Jakarta, Demokratis
Tokoh buruh Abdul Latief jebolan International Labour Organization (ILO) mengatakan salah besar jika ada pihak-pihak yang tidak setuju dengan Pokok-Pokok Haluan Negara (PPHN) yang bertujuan untuk menyusun dan menata arah perencanaan masa depan bangsa agar dapat lebih sejahtera.
“Saya bilang itu penting, cita-cita itu mimpi. Itu penting tetapi kita sebaiknya duduk bersama untuk membahasnya dengan tenang kedepan, ada profesornya, ada kyainya, ada pendetanya. Semua duduk dan mari kita membahas masa depan bangsa mau dibawa kemana,” kata Abdul Latief di Jakarta, Senin (11/10/2021) lalu.

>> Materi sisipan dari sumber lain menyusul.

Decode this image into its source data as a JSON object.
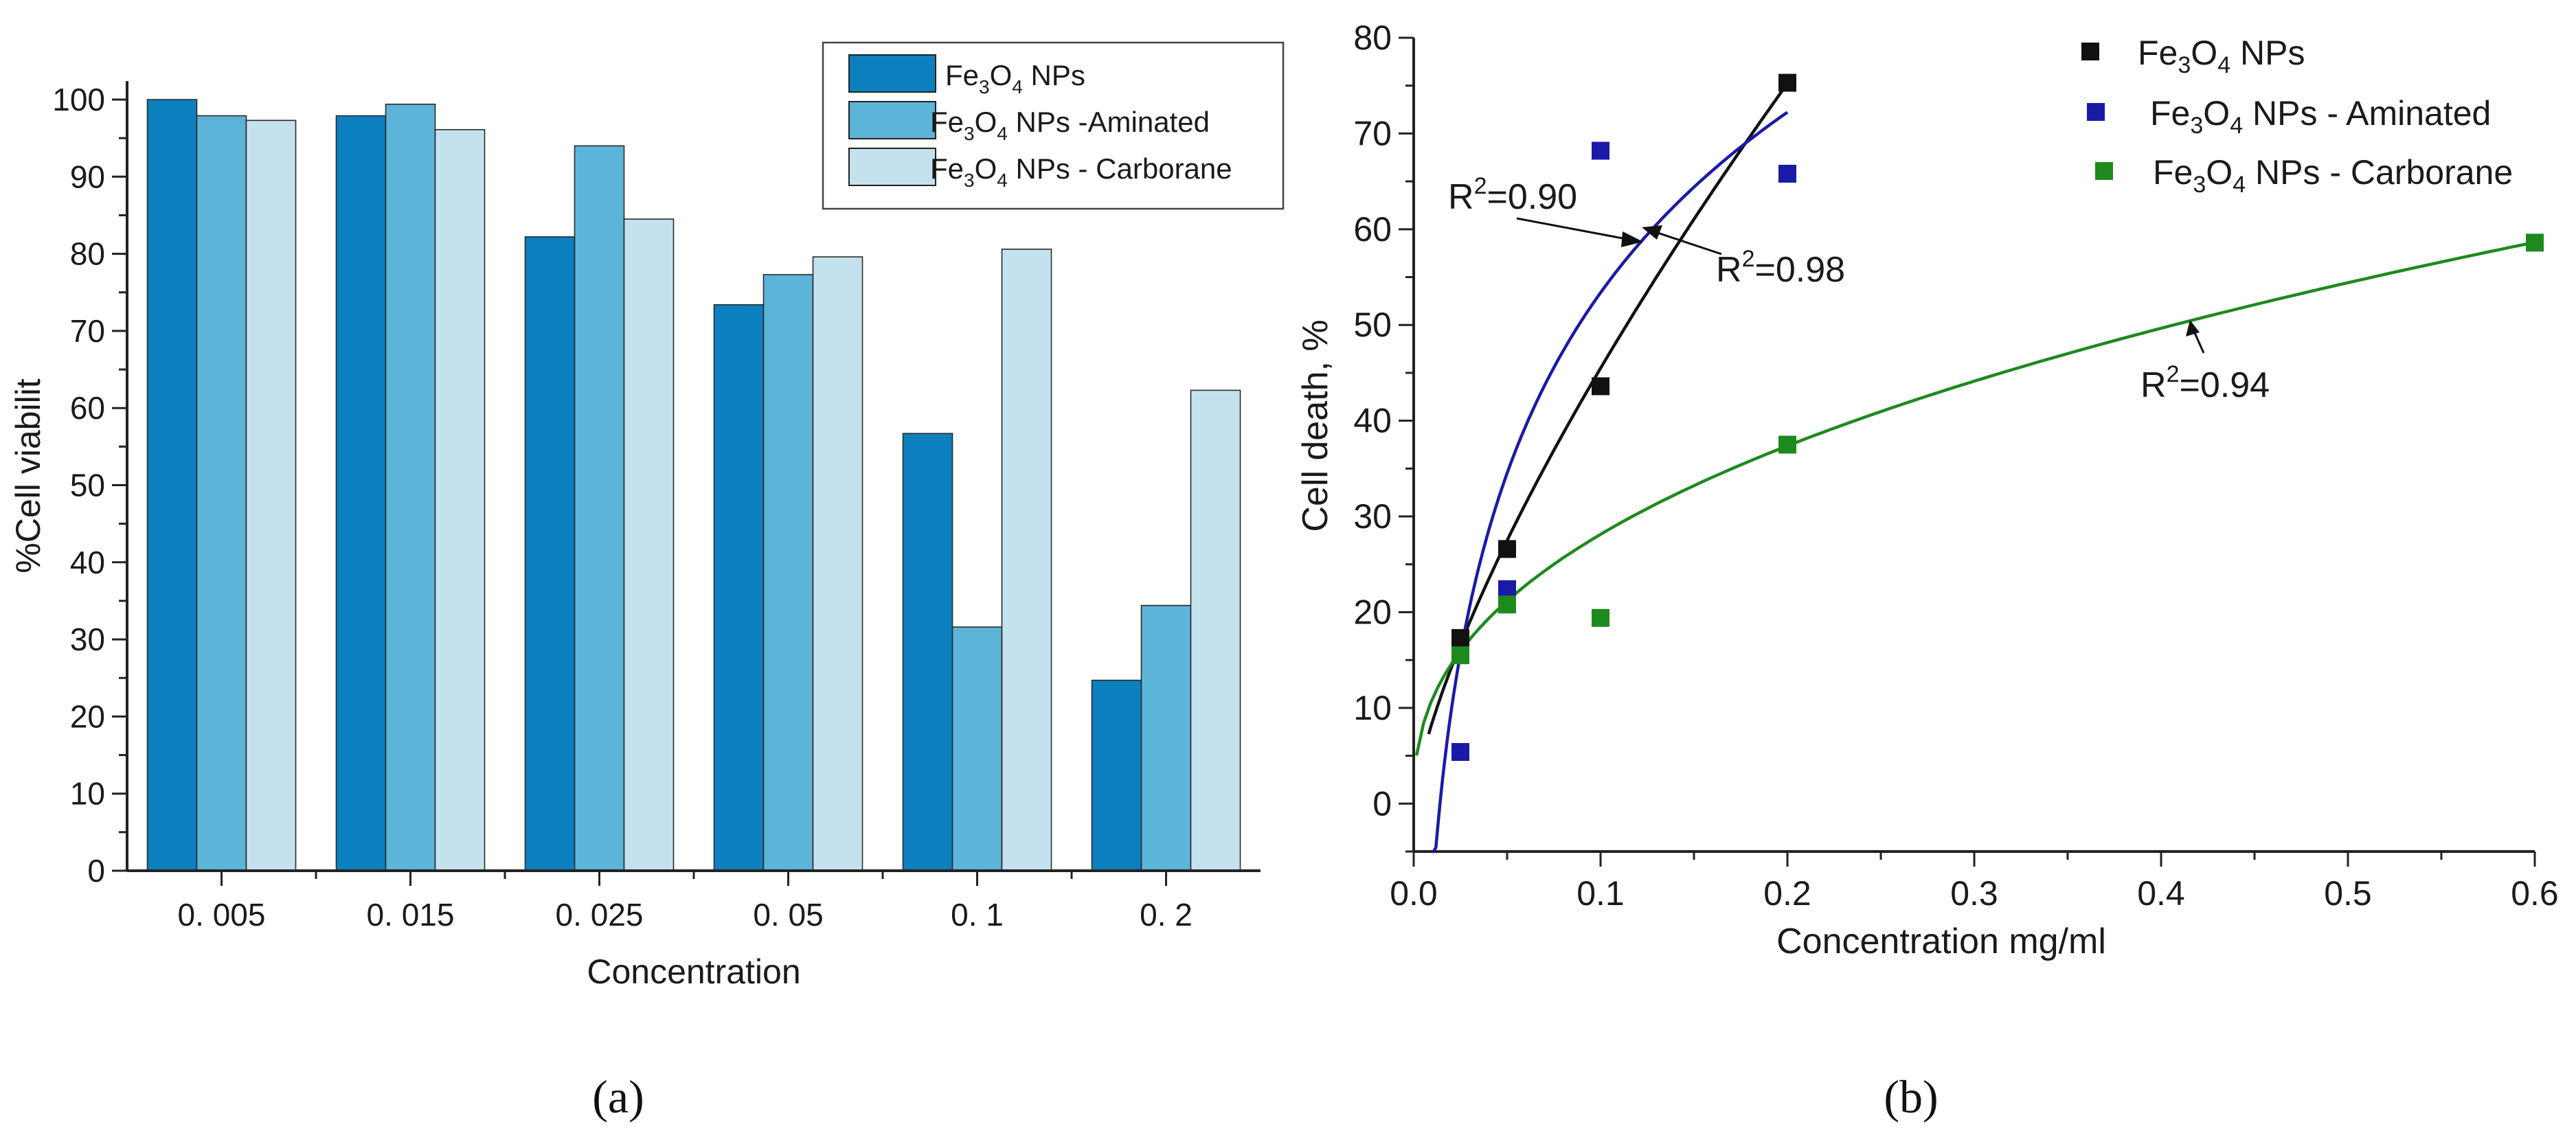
{
  "colors": {
    "fe3o4": "#0c80bf",
    "aminated": "#5db4d9",
    "carborane": "#c4e2ee",
    "b_fe3o4": "#111111",
    "b_aminated": "#1a1aa8",
    "b_carborane": "#1d8a1d"
  },
  "chart_data": [
    {
      "type": "bar",
      "panel_label": "(a)",
      "title": "",
      "xlabel": "Concentration",
      "ylabel": "%Cell viabilit",
      "ylim": [
        0,
        100
      ],
      "yticks": [
        0,
        10,
        20,
        30,
        40,
        50,
        60,
        70,
        80,
        90,
        100
      ],
      "categories": [
        "0. 005",
        "0. 015",
        "0. 025",
        "0. 05",
        "0. 1",
        "0. 2"
      ],
      "legend_position": "top-right",
      "series": [
        {
          "name": "Fe3O4 NPs",
          "label_parts": [
            "Fe",
            "3",
            "O",
            "4",
            " NPs"
          ],
          "values": [
            100,
            97.9,
            82.2,
            73.4,
            56.7,
            24.7
          ]
        },
        {
          "name": "Fe3O4 NPs -Aminated",
          "label_parts": [
            "Fe",
            "3",
            "O",
            "4",
            " NPs -Aminated"
          ],
          "values": [
            97.9,
            99.4,
            94.0,
            77.3,
            31.6,
            34.4
          ]
        },
        {
          "name": "Fe3O4 NPs - Carborane",
          "label_parts": [
            "Fe",
            "3",
            "O",
            "4",
            " NPs - Carborane"
          ],
          "values": [
            97.3,
            96.1,
            84.5,
            79.6,
            80.6,
            62.3
          ]
        }
      ]
    },
    {
      "type": "scatter",
      "panel_label": "(b)",
      "title": "",
      "xlabel": "Concentration mg/ml",
      "ylabel": "Cell death, %",
      "xlim": [
        0,
        0.6
      ],
      "ylim": [
        -5,
        80
      ],
      "xticks": [
        0.0,
        0.1,
        0.2,
        0.3,
        0.4,
        0.5,
        0.6
      ],
      "xtick_labels": [
        "0.0",
        "0.1",
        "0.2",
        "0.3",
        "0.4",
        "0.5",
        "0.6"
      ],
      "yticks": [
        0,
        10,
        20,
        30,
        40,
        50,
        60,
        70,
        80
      ],
      "legend_position": "top-right",
      "series": [
        {
          "name": "Fe3O4 NPs",
          "label_parts": [
            "Fe",
            "3",
            "O",
            "4",
            " NPs"
          ],
          "x": [
            0.025,
            0.05,
            0.1,
            0.2
          ],
          "y": [
            17.3,
            26.6,
            43.6,
            75.3
          ],
          "fit": {
            "model": "power",
            "a": 242,
            "b": 0.726,
            "x_start": 0.008,
            "x_end": 0.2
          }
        },
        {
          "name": "Fe3O4 NPs - Aminated",
          "label_parts": [
            "Fe",
            "3",
            "O",
            "4",
            " NPs - Aminated"
          ],
          "x": [
            0.025,
            0.05,
            0.1,
            0.2
          ],
          "y": [
            5.4,
            22.4,
            68.2,
            65.8
          ],
          "fit": {
            "model": "log",
            "a": 116,
            "b": 27.2,
            "x_start": 0.0095,
            "x_end": 0.2
          }
        },
        {
          "name": "Fe3O4 NPs - Carborane",
          "label_parts": [
            "Fe",
            "3",
            "O",
            "4",
            " NPs - Carborane"
          ],
          "x": [
            0.025,
            0.05,
            0.1,
            0.2,
            0.6
          ],
          "y": [
            15.5,
            20.8,
            19.4,
            37.5,
            58.6
          ],
          "fit": {
            "model": "power",
            "a": 72.3,
            "b": 0.41,
            "x_start": 0.0015,
            "x_end": 0.6
          }
        }
      ],
      "annotations": [
        {
          "series": 1,
          "base": "R",
          "sup": "2",
          "value": "=0.90"
        },
        {
          "series": 0,
          "base": "R",
          "sup": "2",
          "value": "=0.98"
        },
        {
          "series": 2,
          "base": "R",
          "sup": "2",
          "value": "=0.94"
        }
      ]
    }
  ]
}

Meski demikian, menurut mantan Menteri Tenaga Kerja era Soeharto ini, pembahasannya harus dengan politis, teknokratik serta melibatkan partisipasi rakyat seperti merumuskan GBHN dulu.

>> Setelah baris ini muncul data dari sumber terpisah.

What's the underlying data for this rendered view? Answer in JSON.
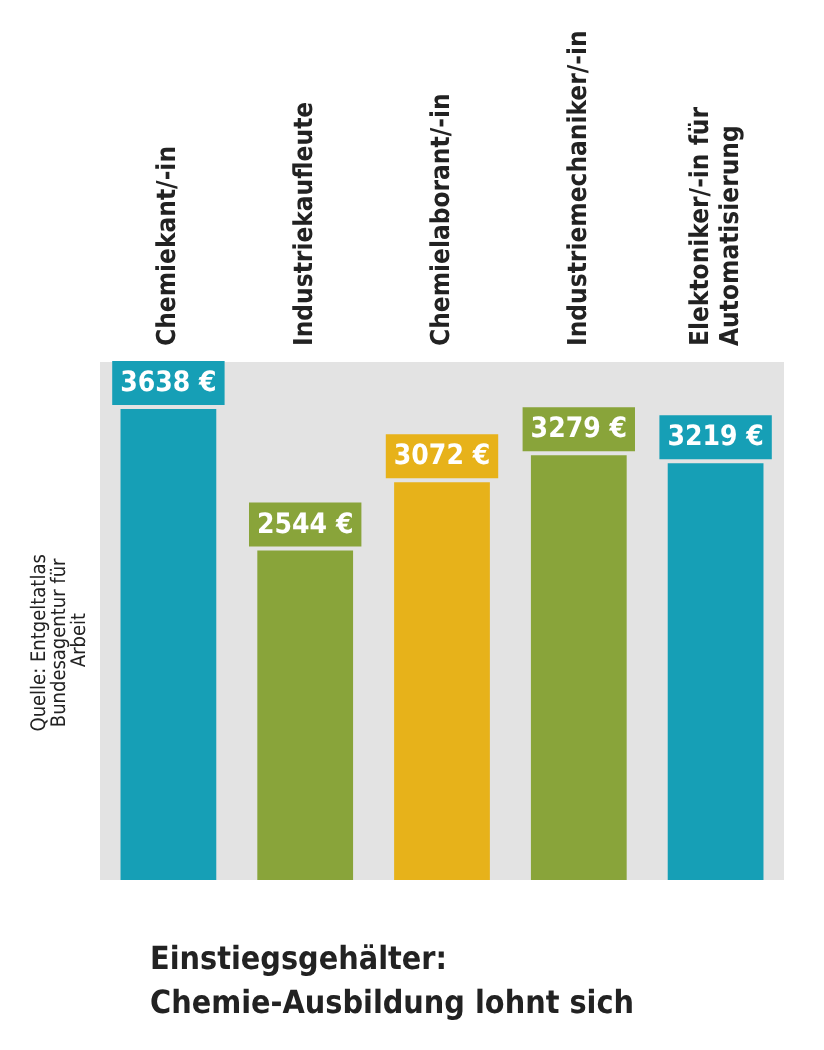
{
  "chart_data": {
    "type": "bar",
    "title": "Einstiegsgehälter: Chemie-Ausbildung lohnt sich",
    "annotations": [
      "Quelle: Entgeltatlas Bundesagentur für Arbeit"
    ],
    "categories": [
      "Chemiekant/-in",
      "Industriekaufleute",
      "Chemielaborant/-in",
      "Industriemechaniker/-in",
      "Elektoniker/-in für Automatisierung"
    ],
    "values": [
      3638,
      2544,
      3072,
      3279,
      3219
    ],
    "colors": [
      "#169fb6",
      "#89a43a",
      "#e7b21a",
      "#89a43a",
      "#169fb6"
    ],
    "value_labels": [
      "3638 €",
      "2544 €",
      "3072 €",
      "3279 €",
      "3219 €"
    ]
  }
}
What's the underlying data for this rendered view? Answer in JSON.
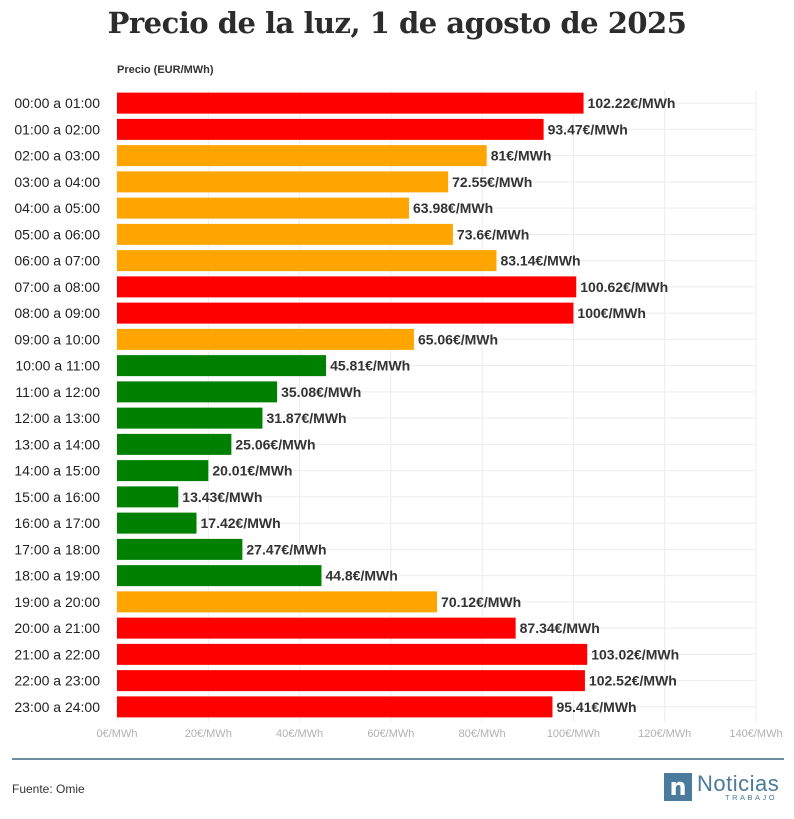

“Ada tiga alternatif kedudukan PPHN yang diwacanakan yakni diatur dalam UUD, Tap MPR atau Undang-Undang seperti RPJP,” ujar Latief yang mundur jadi anggota MPR saat Golkar setuju Amandemen UUD 1945 dengan digantikan oleh Marzuki Darusman di era Akbar Tanjung tahun 1999 lalu.

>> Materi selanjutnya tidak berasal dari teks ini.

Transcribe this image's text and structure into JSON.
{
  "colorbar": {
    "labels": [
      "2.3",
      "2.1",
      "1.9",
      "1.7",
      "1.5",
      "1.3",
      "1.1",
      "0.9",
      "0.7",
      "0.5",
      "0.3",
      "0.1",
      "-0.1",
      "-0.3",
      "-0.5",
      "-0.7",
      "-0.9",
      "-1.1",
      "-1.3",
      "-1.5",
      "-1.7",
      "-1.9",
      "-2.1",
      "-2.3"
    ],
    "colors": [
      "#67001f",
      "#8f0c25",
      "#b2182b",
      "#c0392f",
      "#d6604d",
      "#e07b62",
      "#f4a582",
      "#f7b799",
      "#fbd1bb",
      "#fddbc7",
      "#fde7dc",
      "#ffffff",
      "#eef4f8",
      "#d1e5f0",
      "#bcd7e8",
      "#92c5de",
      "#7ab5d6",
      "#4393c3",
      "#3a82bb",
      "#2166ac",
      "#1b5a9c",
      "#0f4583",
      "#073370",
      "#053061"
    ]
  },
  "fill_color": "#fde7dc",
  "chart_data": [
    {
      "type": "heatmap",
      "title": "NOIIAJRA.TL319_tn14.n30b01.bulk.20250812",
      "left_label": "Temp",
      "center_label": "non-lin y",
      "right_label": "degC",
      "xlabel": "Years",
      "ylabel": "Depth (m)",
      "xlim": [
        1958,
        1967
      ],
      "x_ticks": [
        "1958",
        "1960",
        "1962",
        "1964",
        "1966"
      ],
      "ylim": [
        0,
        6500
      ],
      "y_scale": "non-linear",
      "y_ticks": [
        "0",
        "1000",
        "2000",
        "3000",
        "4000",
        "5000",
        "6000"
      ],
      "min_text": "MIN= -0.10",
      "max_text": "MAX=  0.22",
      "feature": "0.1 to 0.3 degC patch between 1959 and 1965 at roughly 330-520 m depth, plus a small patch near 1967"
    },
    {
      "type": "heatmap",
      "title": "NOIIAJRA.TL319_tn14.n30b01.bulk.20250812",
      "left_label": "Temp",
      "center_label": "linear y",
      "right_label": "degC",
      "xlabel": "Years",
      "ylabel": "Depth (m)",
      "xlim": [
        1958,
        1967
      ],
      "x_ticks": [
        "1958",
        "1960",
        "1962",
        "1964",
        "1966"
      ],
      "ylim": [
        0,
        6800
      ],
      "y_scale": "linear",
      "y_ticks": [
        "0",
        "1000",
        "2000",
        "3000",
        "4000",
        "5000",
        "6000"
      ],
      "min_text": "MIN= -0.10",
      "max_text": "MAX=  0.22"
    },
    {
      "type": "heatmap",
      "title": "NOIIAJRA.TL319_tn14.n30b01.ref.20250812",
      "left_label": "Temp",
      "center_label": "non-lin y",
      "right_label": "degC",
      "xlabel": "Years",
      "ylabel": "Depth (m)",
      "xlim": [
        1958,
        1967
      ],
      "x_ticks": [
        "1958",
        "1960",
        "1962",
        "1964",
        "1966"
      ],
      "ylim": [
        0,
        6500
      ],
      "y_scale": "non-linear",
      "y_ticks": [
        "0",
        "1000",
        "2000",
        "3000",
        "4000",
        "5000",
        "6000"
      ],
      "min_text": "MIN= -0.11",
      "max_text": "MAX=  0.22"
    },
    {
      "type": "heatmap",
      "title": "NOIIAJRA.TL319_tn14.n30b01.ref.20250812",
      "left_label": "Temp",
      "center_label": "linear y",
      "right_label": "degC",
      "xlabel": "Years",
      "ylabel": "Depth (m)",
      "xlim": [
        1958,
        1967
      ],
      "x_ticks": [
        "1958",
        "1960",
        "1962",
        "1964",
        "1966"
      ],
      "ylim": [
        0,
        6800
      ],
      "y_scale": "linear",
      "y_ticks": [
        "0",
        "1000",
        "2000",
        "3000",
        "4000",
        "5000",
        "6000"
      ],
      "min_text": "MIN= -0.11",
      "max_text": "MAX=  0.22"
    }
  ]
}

Latif juga mengingatkan agar perencanaan kedepan harus melalui studi yang mendalam dan matang sehingga nantinya dapat membuahkan hasil yang seperti diharapkan oleh seluruh rakyat Indonesia.
Menangis
Latif adalah peletak dasar gaji buruh berstandar UMR dan mendirikan Jamsostek untuk mensejahterakan buruh supaya pekerja tidak dieksploitasi majikan. Saat menjabat menteri, Latif juga mewakili pengusaha pribumi pejuang. “Saat saya muda saya pasang foto Bung Karno dan Bung Hatta di kamar,” katanya.
“Tahun 1966, saya ikut demontrasi, ikut serta dalam menjatuhkan Bung Karno. Saya nangis, mengapa pemimpin besar harus diturunkan.”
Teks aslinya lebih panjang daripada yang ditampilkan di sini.